Britte and Wolfgang blamed the politicians, and West Germans generally, for their small pensions; for the promised job that never materialized after Britte's ministry was swallowed by the West German one; for the muscling out of Wolfgang's freelance work by more aggressive photographers from the west. They were both so disappointed, that they planned to boycott the coming parliamentary elections.

“What, boycott?” asked my friend, Friedel, when I told her about this the next day. “We waited 40 years for the right to cast a vote that actually means something, and they want to throw that away?”

She was incredulous, perhaps because she had risked her life in 1989 by marching in the Monday night Leipzig demonstrations. Berlin had warned of a “Tiananmen” response to the protests. But residents demonstrated anyway, despite reports that extra blood plasma and hospital beds had been assembled in Leipzig in preparation for a violent confrontation. The brave marchers stared down the secret police, shaming them with cries of “Wir sind das Volk” (We are the people).

Twenty years later, Leipzig, too, shined like new. Friedel met us at the train station, a chic shopping gallery stuffed with designer stores. As a boy, my father had bicycled to that same station to check for mail from his father – who was to summon the family when he had secured work in the “new world.” During my foreign correspondent days, I also passed through the station, which was a dreary, dark place that scared me.

Friedel’s outlook was as bright as the city she lives in. She’s grateful for clean air (Leipzig used to be covered in black soot from coal smoke). She swims in a new lake made from an old mining pit. Unlike Britte and Wolfgang, Friedel had a profession that survived the transition to capitalism. She worked as a dental hygienist right up until her recent retirement.

Yes, her rent increased dramatically, but she got a roommate. No, she can’t really afford to stay in hotels when she travels, but she goes camping instead.
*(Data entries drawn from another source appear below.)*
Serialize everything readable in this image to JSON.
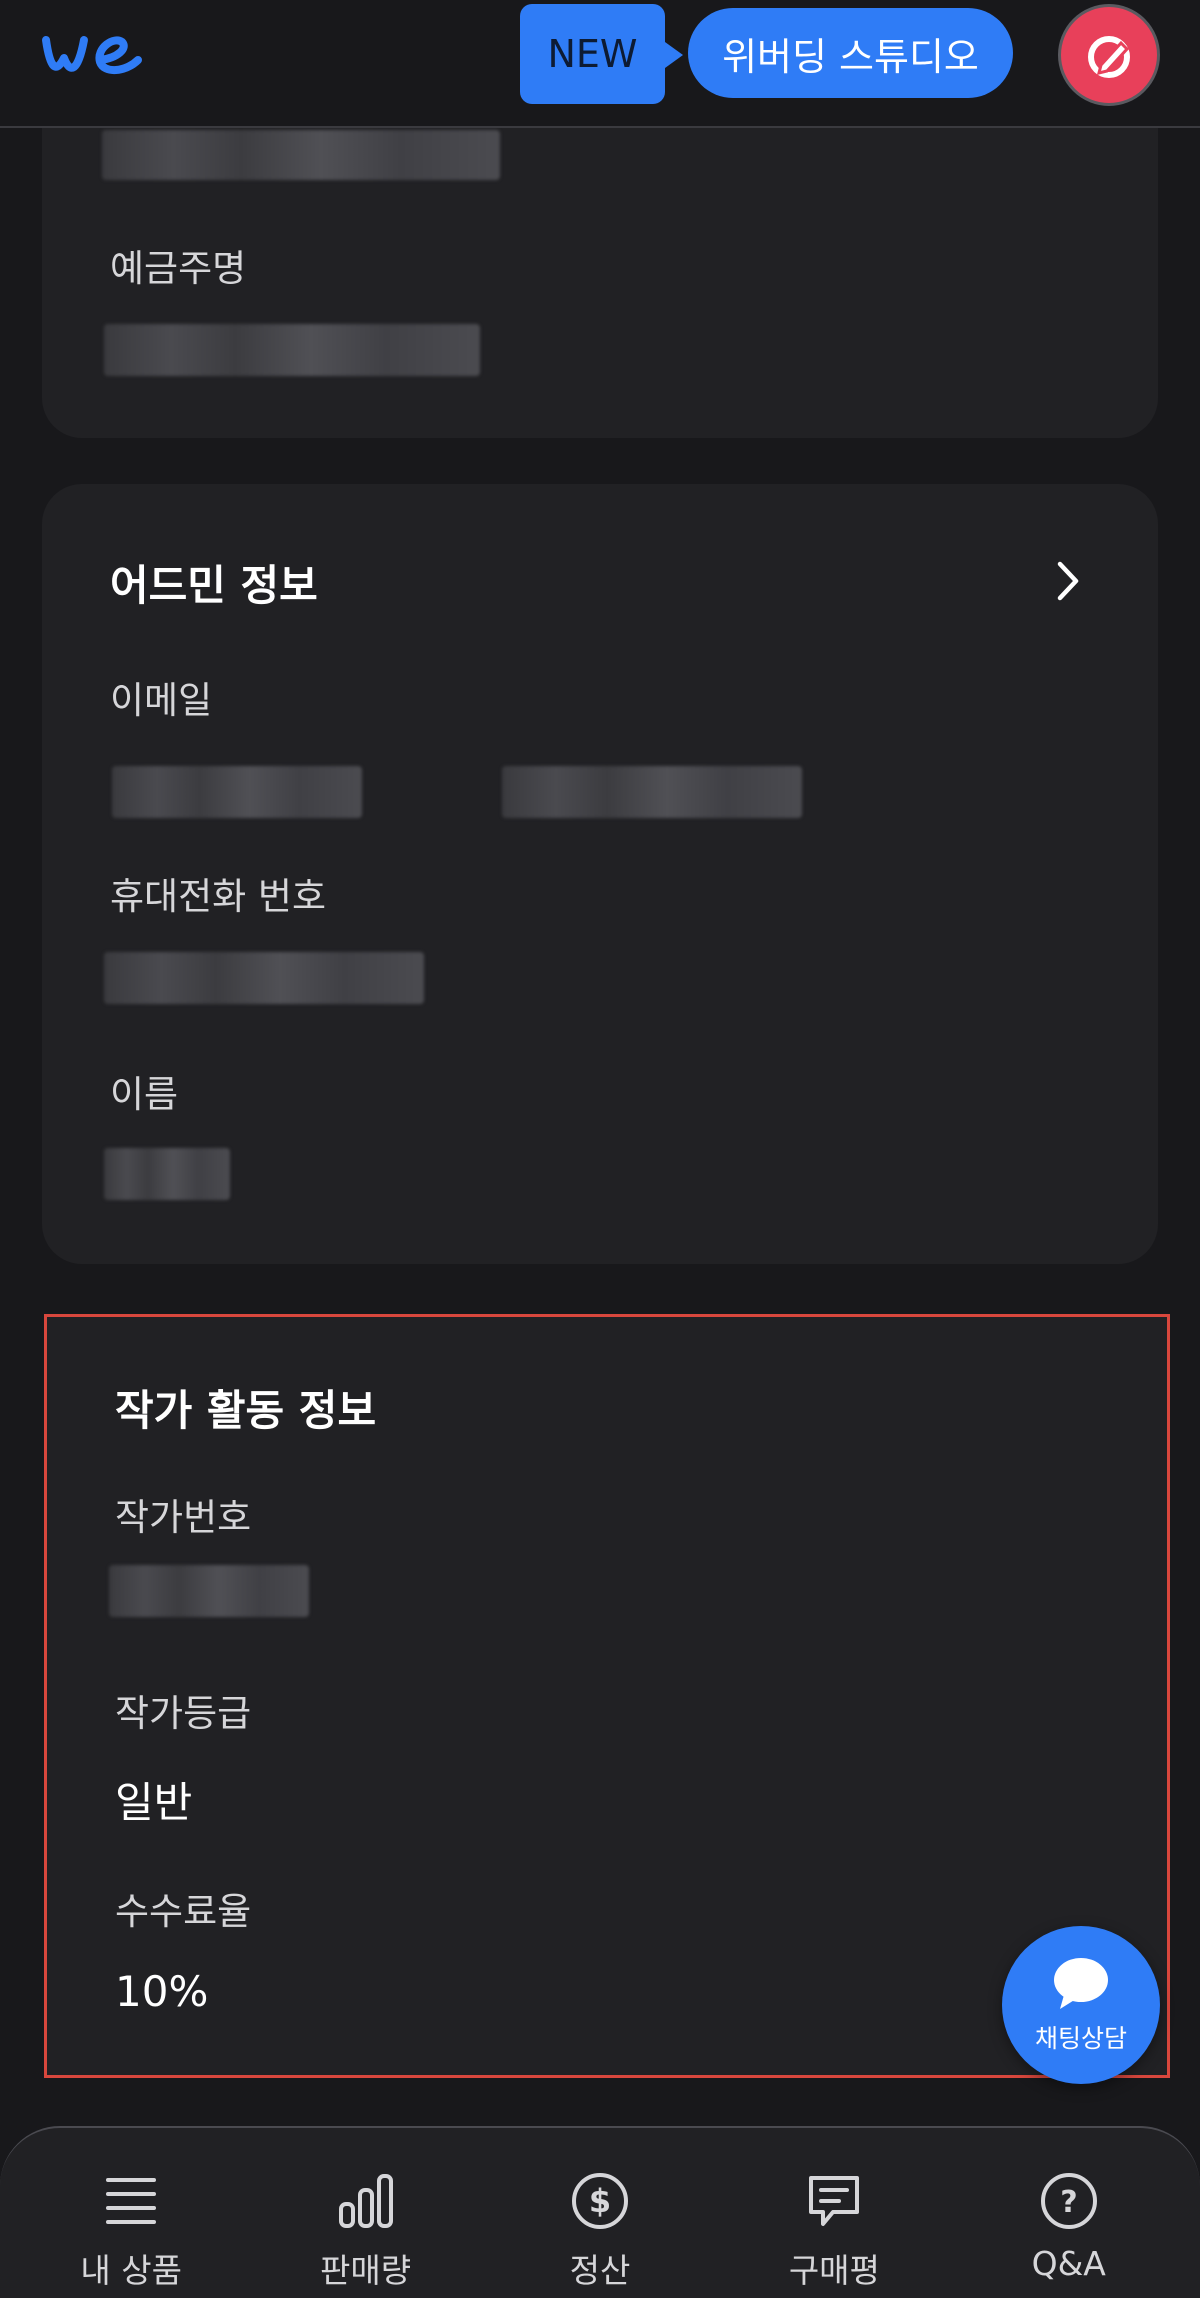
{
  "header": {
    "new_badge": "NEW",
    "studio_button": "위버딩 스튜디오",
    "accent_color": "#2f7cf6",
    "edit_color": "#e8405a"
  },
  "account_card": {
    "holder_label": "예금주명"
  },
  "admin_card": {
    "title": "어드민 정보",
    "email_label": "이메일",
    "phone_label": "휴대전화 번호",
    "name_label": "이름"
  },
  "artist_card": {
    "title": "작가 활동 정보",
    "number_label": "작가번호",
    "grade_label": "작가등급",
    "grade_value": "일반",
    "fee_label": "수수료율",
    "fee_value": "10%",
    "highlight_color": "#d8473d"
  },
  "chat": {
    "label": "채팅상담"
  },
  "bottom_nav": {
    "items": [
      {
        "label": "내 상품",
        "icon": "list-icon"
      },
      {
        "label": "판매량",
        "icon": "bar-chart-icon"
      },
      {
        "label": "정산",
        "icon": "dollar-icon"
      },
      {
        "label": "구매평",
        "icon": "review-icon"
      },
      {
        "label": "Q&A",
        "icon": "question-icon"
      }
    ]
  }
}
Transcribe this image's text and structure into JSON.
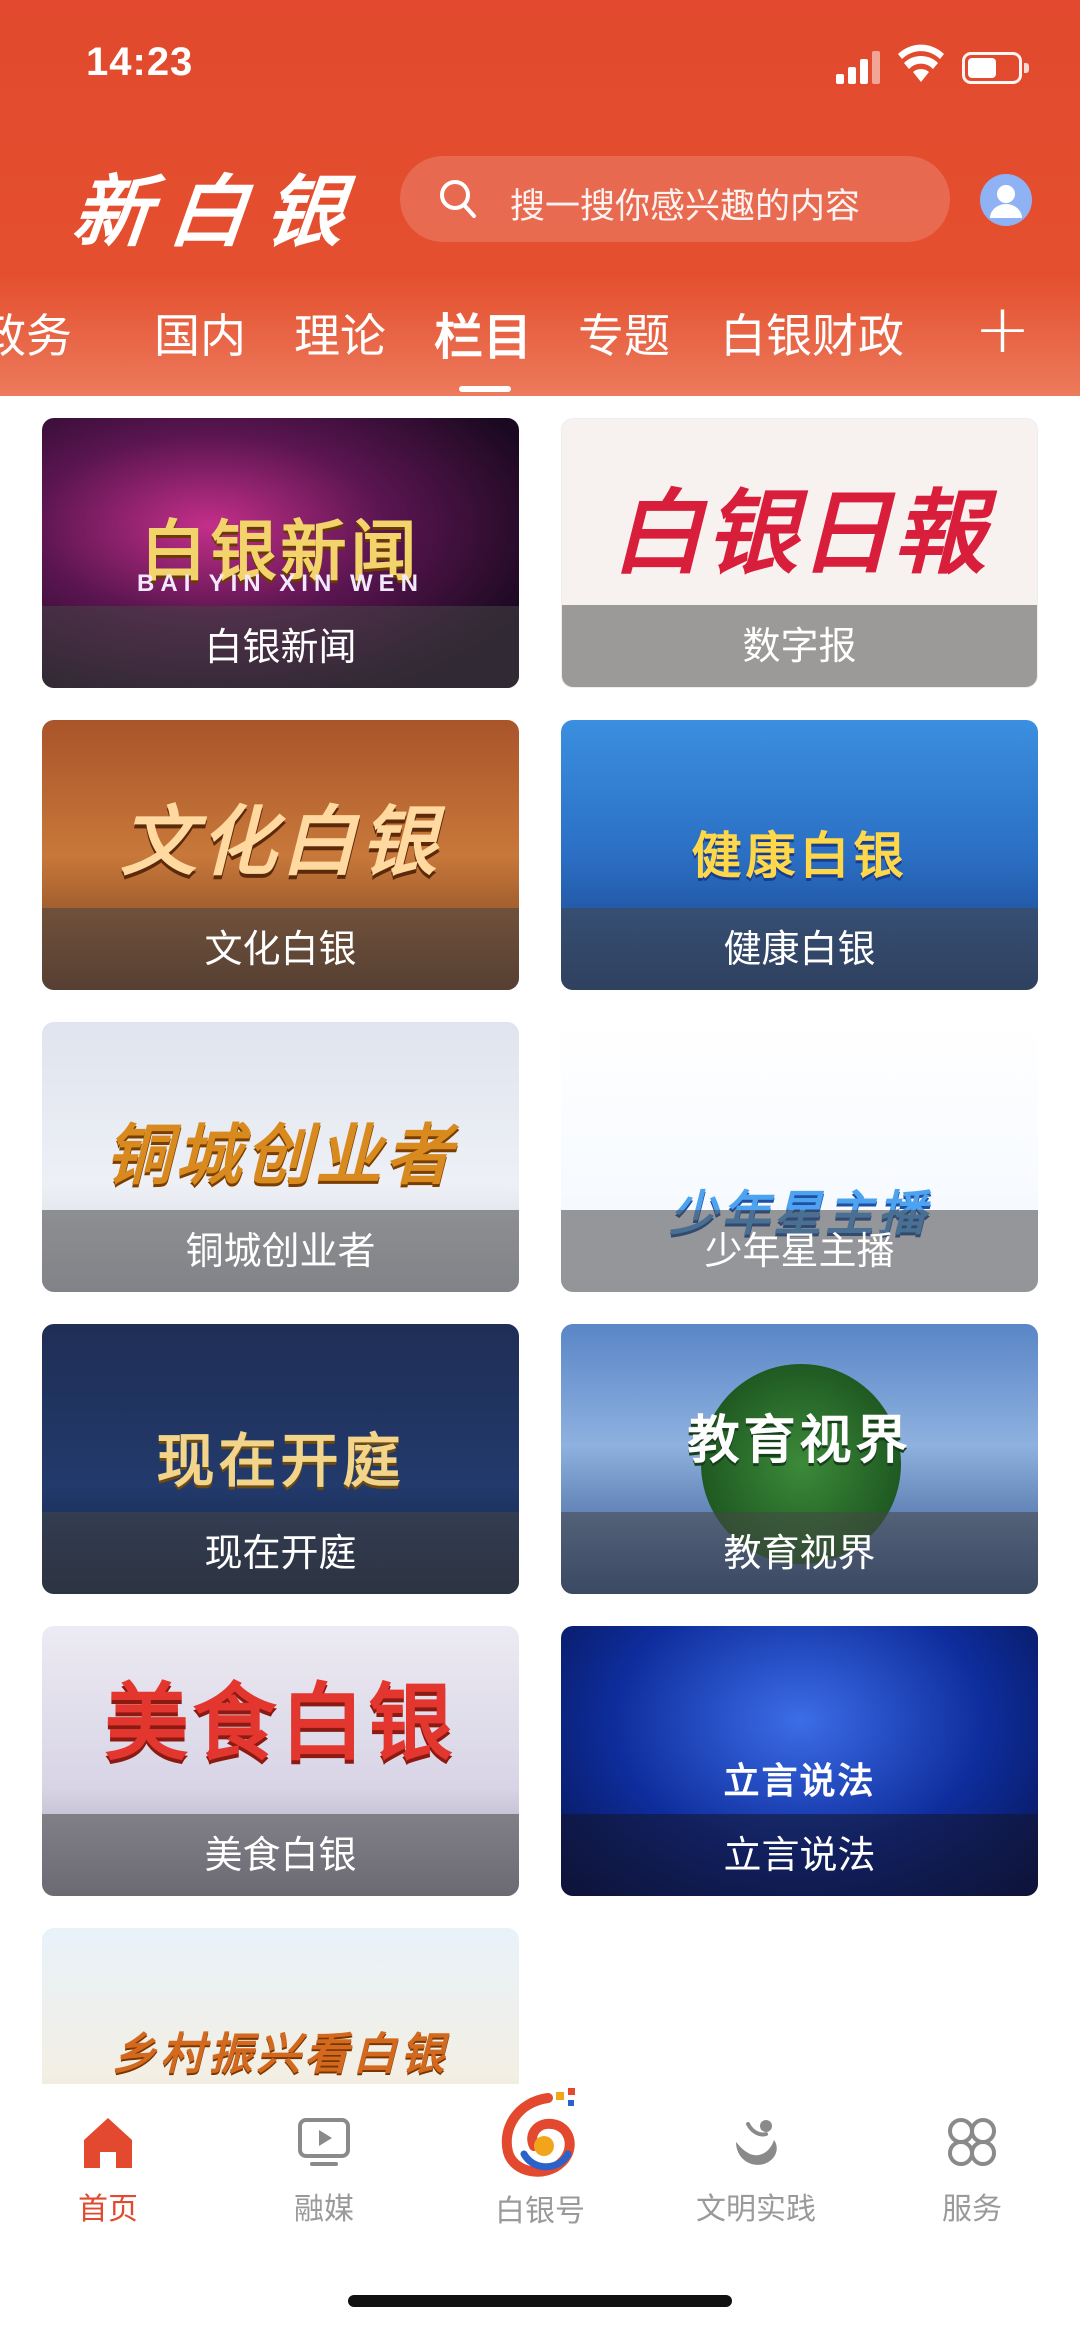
{
  "status_bar": {
    "time": "14:23"
  },
  "header": {
    "logo_text": "新白银",
    "search_placeholder": "搜一搜你感兴趣的内容",
    "tabs": [
      {
        "label": "政务"
      },
      {
        "label": "国内"
      },
      {
        "label": "理论"
      },
      {
        "label": "栏目",
        "active": true
      },
      {
        "label": "专题"
      },
      {
        "label": "白银财政"
      }
    ],
    "add_tab_icon": "plus-icon"
  },
  "grid": {
    "cards": [
      {
        "label": "白银新闻",
        "art_title": "白银新闻",
        "art_subtitle": "BAI YIN XIN WEN"
      },
      {
        "label": "数字报",
        "art_title": "白银日報"
      },
      {
        "label": "文化白银",
        "art_title": "文化白银"
      },
      {
        "label": "健康白银",
        "art_title": "健康白银"
      },
      {
        "label": "铜城创业者",
        "art_title": "铜城创业者"
      },
      {
        "label": "少年星主播",
        "art_title": "少年星主播"
      },
      {
        "label": "现在开庭",
        "art_title": "现在开庭"
      },
      {
        "label": "教育视界",
        "art_title": "教育视界"
      },
      {
        "label": "美食白银",
        "art_title": "美食白银"
      },
      {
        "label": "立言说法",
        "art_title": "立言说法"
      },
      {
        "label": "",
        "art_title": "乡村振兴看白银"
      }
    ]
  },
  "bottom_nav": {
    "items": [
      {
        "label": "首页",
        "icon": "home-icon",
        "active": true
      },
      {
        "label": "融媒",
        "icon": "video-icon"
      },
      {
        "label": "白银号",
        "icon": "baiyin-logo-icon"
      },
      {
        "label": "文明实践",
        "icon": "civilization-icon"
      },
      {
        "label": "服务",
        "icon": "grid-icon"
      }
    ]
  },
  "colors": {
    "brand_red": "#e2492e",
    "inactive_gray": "#9a9a9a"
  }
}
All in all, life is good.

Media reports this week describe the two Germanys: the one in the east, where unemployment is nearly 12 percent, and the one in the west, at half that; the one in the east, that feels trampled by the uppity capitalists next door, and the one in the west, that complains about the $1.7 trillion price tag for reunification.

But within the east are also two Germanys, born from personal experience. Some people adjusted, some didn’t. Some towns emptied out, but some are now gaining residents. I’m sure, though, that with another generation, the differences will have faded considerably. My husband and I will have to see for ourselves, when we fly to Berlin for the 40th anniversary.